Il s'était plus ou moins habitué , comme si cet endroit était son purgatoire . Un jour tout s'arrangerait peut-être , mais en attendant il expiait ses fautes à cet endroit précis où tout terminait . Enfin..apparemment pas . C'était très étonnant de voir du mouvement dans les tas de bouses . Michel s'approcha , près à chasser un mulot . Ce n'en était pas un . Et ça , il ne le comprit jamais , où trop tard .

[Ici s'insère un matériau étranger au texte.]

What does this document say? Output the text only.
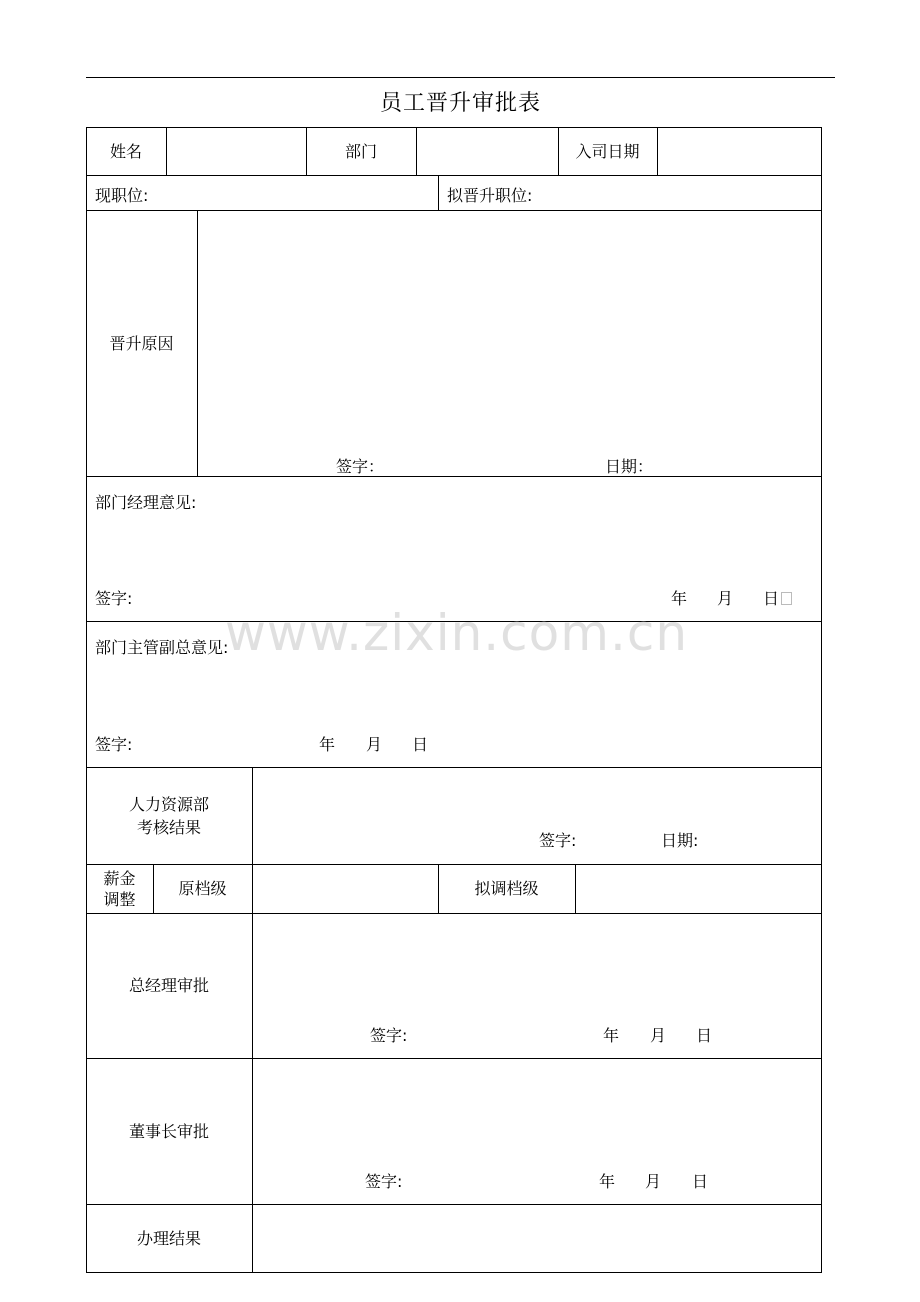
员工晋升审批表
姓名	部门	入司日期
现职位:	拟晋升职位:
晋升原因
签字：	日期：
部门经理意见:
签字:	年 月 日
部门主管副总意见:
签字:	年 月 日
人力资源部
考核结果
签字:	日期:
薪金
调整
原档级	拟调档级
总经理审批
签字:	年 月 日
董事长审批
签字:	年 月 日
办理结果
www.zixin.com.cn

Pareil à un chat effrayé , le mouvement innommable bondit . Même pas de hurlement dans le tunnel arrondi , pas un écho . Michel essaya de mettre un taquet sur ce truc, horrifié. Cela n'eût aucun effet. Ce qui l'attaquait n'était pas solide.Enfin, ce n'était ni solide ni liquide. C'était un mélange des deux à la fois. C'était l'indicible.

Si l'on devait analyser ce qui s'infiltrait maintenant par tout les trous de Michel ; de la bouche en passant par le nez, les oreilles, l'anus, l'urètre..creusant au passage des trous dans sa chair qui n'existaient pas auparavant, rouvrant des cicatrices et étouffant tout espoir de survie; on dirait que ce monstre était simplement né de toute crasse laissée par les humains sur cette terre. A tout âge, à tout stade de l'existence.

Ce qui déchiquetait Michel dans un mélange de chuintements, craquements et sifflements, c'était les couches usagées, les tampons, les clopes, les joints, les mouchoirs, les restes de bouffes moississant longuement. Et maintenant, les tripes de Michel faisaient partie de ce même mélange putride.

D'ailleurs, son ex femme aillant déjà commencé à l'oublier, elle eut encore moins de mal à refaire sa vie , ailleurs. La seule chose qui lui faisait penser à lui , c'était sa fille , seul vestige de sa mémoire, qui le regretta chaque jour . Ses collègues furent désolés, mais sans plus. Les accidents dans les égouts, ça peut arriver après tout!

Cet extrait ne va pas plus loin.